Io quando penso al nome Azio, la prima cosa che mi viene in mente è mio nonno Azio.
Mio nonno Azio io non l’ho mai conosciuto, visto che è morto il primo dicembre del 1968 e io sono nato il primo aprile di sei anni dopo.
Io però di mio nonno Azio porto il nome, per la precisione il secondo, visto che ne ho anche un terzo, Martino, che mi hanno dato perché era il nome del dottore del paese, morto il 31 di marzo del 1974, un giorno prima che io venissi al mondo.
Mio nonno Azio era un uomo alto e io nelle foto l’ho sempre visto con i capelli d’argento e la brillantina Linetti, che non si muoveva neppure un capello, neppure nella foto. Spesso mi dicevano portava gli occhiali da sole, si vestiva con la cravatta, le giacche scure e le camicie bianche, amava molto il pugilato e il ciclismo, da giovane aveva anche praticato il salto con gli sci. Tifava per il Bologna e andava al bar con gli amici a discutere di politica, poi beveva un bicchiere di Barbera e ogni tanto anche del vino toscano. Non mi sembra che fosse proprio ateo, ma quelli che sgranavano troppi rosari li chiamava amabilmente baciacorona e ogni tanto, quando gli sembrava che le cose andavano male, si lasciava scappare questa frase: Dio mi scampi da un Baciacorona! Poi gli passava in fretta e pensava alla socialdemocrazia e tutte le volte che ci pensava, gli sembrava che prima o poi tutte le cose che andavano male, sarebbero tornare al loro posto, che ci avrebbe pensato Saragat o quelli che venivano dopo di lui. Amava anche i profumi e anche a me sono sempre piaciuti. Durante la guerra era stato richiamato, appena dopo essersi sposato con mia nonna, poi l’avevano preso i tedeschi e l’avevano deportato in Germania, in uno dei campi di prigionia per gli Internati Militari Italiani. Da quel campo scriveva spesso a mia nonna e si raccomandava per la sua salute, mangiava pochissimo, spesso erano soltanto pelli di patate e continuava a scrivere delle lettere su dei quaderni piccoli e neri, che oggi ha conservato mio zio Neno. Anche a me oggi piace scrivere sui dei quaderni piccoli e neri.
Per tutta la vita ha lavorato in Comune, provando a dare una mano a quelli che avevano bisogno, semplicemente e senza troppi giri di parole, per una volta nella sua vita gli sarebbe piaciuto vincere le elezioni comunali e strappare il Comune ai comunisti, ma credo che questa cosa non abbia fatto in tempo a vederla. Tutte le volte che perdeva le elezioni, a casa sua si presentava il fratello di mia nonna, Camillo, che era comunista. Veniva con un fiasco di vino, si sedevano e lo bevevano tutto, il silenzio. Stavano alzati fino a notte fonda, così.
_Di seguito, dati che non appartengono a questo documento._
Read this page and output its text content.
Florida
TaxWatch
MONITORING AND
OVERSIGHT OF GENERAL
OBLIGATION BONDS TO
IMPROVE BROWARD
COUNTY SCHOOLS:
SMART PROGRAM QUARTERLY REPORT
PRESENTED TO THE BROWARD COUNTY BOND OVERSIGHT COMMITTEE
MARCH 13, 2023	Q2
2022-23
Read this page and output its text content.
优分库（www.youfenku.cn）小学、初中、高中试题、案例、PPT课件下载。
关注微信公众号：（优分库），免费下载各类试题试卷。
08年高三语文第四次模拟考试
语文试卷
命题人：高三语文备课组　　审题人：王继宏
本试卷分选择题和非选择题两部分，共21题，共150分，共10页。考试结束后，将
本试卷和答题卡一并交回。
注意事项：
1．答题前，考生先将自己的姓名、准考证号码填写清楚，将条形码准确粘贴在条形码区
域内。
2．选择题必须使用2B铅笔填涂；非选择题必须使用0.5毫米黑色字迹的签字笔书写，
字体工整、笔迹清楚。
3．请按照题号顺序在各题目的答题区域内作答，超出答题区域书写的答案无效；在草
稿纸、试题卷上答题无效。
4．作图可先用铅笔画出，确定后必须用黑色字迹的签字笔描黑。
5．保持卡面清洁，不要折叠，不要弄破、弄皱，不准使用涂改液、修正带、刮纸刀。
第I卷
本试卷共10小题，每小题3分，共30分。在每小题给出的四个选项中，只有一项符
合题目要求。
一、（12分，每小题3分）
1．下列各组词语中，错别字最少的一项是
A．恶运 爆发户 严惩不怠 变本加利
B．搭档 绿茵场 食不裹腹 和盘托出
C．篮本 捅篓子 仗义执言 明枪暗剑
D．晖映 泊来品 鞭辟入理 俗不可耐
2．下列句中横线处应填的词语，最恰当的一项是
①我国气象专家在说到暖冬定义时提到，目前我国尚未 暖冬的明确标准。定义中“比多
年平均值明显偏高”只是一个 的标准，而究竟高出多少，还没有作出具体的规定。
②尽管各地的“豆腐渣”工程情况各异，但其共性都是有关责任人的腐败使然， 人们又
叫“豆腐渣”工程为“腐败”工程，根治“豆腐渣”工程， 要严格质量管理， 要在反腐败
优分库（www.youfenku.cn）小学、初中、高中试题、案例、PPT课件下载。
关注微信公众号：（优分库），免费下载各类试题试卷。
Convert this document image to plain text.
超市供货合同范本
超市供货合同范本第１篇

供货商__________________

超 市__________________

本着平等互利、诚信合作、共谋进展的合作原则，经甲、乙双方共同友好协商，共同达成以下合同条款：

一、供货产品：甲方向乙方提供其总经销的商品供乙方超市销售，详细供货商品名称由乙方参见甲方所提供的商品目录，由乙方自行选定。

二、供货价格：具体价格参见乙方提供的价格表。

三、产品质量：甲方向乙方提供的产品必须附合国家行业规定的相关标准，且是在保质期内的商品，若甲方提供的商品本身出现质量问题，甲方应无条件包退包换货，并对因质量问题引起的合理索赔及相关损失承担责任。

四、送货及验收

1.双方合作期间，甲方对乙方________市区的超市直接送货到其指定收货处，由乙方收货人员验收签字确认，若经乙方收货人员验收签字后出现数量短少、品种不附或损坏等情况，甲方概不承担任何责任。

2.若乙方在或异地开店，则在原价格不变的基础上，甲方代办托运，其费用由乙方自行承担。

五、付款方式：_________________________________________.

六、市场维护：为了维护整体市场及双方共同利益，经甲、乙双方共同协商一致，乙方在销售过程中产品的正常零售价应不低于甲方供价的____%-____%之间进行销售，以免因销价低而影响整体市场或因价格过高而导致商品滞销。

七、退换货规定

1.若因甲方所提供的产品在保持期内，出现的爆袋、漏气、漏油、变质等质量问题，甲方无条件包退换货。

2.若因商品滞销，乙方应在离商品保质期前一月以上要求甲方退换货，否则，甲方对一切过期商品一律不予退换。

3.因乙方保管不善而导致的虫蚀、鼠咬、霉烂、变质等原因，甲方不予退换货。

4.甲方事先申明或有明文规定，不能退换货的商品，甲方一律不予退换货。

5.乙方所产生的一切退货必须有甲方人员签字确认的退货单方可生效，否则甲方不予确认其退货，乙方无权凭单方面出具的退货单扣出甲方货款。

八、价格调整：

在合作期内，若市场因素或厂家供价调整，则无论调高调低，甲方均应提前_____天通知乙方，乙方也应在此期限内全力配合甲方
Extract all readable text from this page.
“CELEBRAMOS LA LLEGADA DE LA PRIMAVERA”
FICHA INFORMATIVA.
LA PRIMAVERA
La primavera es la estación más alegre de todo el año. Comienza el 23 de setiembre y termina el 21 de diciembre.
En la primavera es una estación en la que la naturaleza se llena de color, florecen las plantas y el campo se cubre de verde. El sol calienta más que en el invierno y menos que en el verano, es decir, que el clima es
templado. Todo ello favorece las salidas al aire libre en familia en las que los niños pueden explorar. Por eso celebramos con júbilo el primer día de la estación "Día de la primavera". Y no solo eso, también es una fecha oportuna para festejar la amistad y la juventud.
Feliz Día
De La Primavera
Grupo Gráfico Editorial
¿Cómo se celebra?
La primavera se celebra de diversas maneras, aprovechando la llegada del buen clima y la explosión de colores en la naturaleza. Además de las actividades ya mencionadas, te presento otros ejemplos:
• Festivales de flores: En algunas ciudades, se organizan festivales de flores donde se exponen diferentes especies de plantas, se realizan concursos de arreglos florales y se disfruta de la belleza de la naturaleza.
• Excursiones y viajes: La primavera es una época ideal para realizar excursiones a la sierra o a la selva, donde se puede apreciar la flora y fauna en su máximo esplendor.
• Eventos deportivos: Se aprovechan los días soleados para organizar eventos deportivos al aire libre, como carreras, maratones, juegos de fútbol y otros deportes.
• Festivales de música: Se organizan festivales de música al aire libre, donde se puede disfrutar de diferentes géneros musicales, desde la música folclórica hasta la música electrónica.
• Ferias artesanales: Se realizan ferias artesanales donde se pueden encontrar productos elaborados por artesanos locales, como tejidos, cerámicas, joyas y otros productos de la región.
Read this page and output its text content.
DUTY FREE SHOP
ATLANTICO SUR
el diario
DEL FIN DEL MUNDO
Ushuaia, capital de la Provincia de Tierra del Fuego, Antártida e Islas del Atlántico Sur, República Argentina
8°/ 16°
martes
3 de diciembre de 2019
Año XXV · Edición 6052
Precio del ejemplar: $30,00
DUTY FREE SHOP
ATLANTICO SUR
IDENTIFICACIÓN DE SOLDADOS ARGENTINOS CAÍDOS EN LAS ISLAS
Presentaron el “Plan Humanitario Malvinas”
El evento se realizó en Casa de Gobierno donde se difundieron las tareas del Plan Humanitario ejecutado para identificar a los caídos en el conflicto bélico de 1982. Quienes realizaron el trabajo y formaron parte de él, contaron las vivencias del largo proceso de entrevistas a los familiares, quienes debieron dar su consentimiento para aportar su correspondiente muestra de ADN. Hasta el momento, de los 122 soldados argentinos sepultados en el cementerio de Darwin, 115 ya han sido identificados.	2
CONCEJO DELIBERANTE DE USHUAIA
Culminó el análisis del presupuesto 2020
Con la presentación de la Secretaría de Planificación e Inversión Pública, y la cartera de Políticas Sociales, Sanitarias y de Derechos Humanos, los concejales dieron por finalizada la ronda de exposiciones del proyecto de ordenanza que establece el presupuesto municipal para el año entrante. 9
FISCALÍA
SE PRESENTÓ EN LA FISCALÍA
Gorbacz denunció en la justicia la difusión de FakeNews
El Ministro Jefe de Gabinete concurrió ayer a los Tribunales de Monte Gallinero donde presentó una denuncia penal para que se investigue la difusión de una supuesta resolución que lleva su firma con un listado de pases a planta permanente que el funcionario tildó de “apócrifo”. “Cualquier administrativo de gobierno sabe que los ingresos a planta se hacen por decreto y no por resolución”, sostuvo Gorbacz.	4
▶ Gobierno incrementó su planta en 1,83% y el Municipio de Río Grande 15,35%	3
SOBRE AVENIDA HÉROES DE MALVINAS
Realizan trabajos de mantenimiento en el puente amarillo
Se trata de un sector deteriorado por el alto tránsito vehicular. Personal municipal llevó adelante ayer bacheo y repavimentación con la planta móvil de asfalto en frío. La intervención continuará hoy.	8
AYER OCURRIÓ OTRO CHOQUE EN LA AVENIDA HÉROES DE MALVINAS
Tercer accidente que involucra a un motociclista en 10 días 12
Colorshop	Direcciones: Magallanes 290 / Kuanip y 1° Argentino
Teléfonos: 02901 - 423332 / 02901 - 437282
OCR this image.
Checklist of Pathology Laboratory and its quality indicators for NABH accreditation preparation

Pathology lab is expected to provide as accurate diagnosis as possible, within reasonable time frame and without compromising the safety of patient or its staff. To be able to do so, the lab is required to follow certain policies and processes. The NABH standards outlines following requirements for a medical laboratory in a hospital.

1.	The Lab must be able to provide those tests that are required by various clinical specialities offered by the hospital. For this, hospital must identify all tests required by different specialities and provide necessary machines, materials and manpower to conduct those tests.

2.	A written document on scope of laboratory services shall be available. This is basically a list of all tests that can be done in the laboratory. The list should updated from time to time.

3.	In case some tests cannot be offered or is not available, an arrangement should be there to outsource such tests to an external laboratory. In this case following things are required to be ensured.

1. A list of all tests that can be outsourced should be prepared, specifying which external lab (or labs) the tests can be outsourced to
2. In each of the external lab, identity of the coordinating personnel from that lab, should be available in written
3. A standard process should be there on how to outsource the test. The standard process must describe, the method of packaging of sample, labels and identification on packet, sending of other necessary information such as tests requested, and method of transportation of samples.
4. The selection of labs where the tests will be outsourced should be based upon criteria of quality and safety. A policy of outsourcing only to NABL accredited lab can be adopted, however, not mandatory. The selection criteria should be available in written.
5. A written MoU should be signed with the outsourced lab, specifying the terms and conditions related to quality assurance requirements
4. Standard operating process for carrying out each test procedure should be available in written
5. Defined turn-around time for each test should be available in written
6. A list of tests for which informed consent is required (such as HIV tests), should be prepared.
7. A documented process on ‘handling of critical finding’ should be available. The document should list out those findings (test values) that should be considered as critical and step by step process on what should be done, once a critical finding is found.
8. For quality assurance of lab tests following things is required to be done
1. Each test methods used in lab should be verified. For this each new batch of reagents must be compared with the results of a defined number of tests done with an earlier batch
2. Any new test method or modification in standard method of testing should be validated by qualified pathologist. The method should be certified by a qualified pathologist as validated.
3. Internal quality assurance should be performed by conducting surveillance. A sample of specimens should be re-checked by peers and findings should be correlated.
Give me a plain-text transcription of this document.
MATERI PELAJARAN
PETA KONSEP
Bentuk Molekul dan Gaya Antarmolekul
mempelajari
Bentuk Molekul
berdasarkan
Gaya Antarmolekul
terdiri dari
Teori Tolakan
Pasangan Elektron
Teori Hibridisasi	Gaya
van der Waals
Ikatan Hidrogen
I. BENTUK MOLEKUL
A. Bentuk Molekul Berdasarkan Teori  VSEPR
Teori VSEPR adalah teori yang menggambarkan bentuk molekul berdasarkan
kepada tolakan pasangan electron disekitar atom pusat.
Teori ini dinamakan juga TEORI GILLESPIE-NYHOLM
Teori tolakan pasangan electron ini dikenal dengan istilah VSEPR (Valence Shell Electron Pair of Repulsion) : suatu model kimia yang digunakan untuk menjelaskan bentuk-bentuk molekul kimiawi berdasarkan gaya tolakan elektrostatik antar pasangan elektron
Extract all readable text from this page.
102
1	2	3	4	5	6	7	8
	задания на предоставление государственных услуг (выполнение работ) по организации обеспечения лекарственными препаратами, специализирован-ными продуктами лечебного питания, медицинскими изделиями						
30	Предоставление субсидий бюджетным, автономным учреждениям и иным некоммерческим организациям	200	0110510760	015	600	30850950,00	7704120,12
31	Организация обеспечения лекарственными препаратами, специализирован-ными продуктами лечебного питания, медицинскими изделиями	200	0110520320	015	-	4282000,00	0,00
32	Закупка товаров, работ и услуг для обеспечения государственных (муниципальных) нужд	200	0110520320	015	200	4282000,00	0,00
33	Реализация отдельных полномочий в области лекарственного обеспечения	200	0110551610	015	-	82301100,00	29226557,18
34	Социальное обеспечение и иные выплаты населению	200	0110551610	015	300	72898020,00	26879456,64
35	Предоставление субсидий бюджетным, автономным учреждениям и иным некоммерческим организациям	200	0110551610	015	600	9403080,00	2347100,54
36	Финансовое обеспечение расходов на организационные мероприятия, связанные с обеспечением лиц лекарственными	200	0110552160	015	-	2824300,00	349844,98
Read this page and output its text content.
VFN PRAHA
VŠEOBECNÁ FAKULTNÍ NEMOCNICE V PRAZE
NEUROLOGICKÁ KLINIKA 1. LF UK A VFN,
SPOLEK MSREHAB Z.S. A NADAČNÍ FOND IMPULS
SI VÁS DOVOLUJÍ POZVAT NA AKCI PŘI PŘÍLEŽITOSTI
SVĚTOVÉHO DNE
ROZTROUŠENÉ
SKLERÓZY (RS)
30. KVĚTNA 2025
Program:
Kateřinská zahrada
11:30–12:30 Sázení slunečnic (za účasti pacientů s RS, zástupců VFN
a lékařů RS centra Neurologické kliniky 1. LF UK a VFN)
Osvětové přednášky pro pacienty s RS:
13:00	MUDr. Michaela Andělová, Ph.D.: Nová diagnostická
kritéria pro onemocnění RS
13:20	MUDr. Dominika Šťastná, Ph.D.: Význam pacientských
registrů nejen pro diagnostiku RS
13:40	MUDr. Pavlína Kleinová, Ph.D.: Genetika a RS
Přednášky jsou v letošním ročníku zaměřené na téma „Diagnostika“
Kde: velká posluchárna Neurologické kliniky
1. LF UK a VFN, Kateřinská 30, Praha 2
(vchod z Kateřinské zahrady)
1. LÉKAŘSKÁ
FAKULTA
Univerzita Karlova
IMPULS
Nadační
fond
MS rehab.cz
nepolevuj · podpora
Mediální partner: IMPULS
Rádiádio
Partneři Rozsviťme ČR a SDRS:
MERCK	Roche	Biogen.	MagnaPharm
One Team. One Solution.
Mio nonno Azio è morto che era proprio giovane e anche oggi, quando mia nonna ne parla, dice sempre Il mio Azio, dice che era troppo giovane e che forse era morto così giovane per via delle cose che aveva patito in guerra e nella prigionia. Anche se non l’ho conosciuto, mio nonno Azio, ho la strana sensazione che da un certo punto della mia vita, ho iniziato a sentire molto forte la sua presenza, ho iniziato in un certo modo a parlare con lui, e quando è successo io non stavo troppo bene e questa sua presenza, l’ho sentito in un modo impossibile da dire con le parole, questa sua presenza, so che mi ha dato una mano a venirne fuori e mi ricordo anche che andavo spesso al cimitero, nella galleria dove l’hanno sepolto, di fronte alla sua foto e rimanevo lì in silenzio a parlare con lui, e anche se alla fine non avevo compreso tutte le parole, uscivo dal cancello del cimitero che mi sentivo più leggero e più fiducioso, che prima o poi tutte le cose che a quel tempo andavano male, si sarebbero messe a posto, che c’era una specie di sole in arrivo, come quello della socialdemocrazia, e in effetti poi è stato così, le cose si sono messe a posto.
La seconda cosa che mi viene in mente quando penso al nome Azio, è la battaglia di Azio, quella al largo delle coste egiziane, il 31 avanti Cristo, quella dove Ottaviano sconfigge Marco Antonio e Cleopatra si fa uccidere dal veleno di un serpente. Ma questa cosa, ora che ci penso, è una cosa che finisce qui, non so come continuare e allora è meglio che io passi alla terza cosa.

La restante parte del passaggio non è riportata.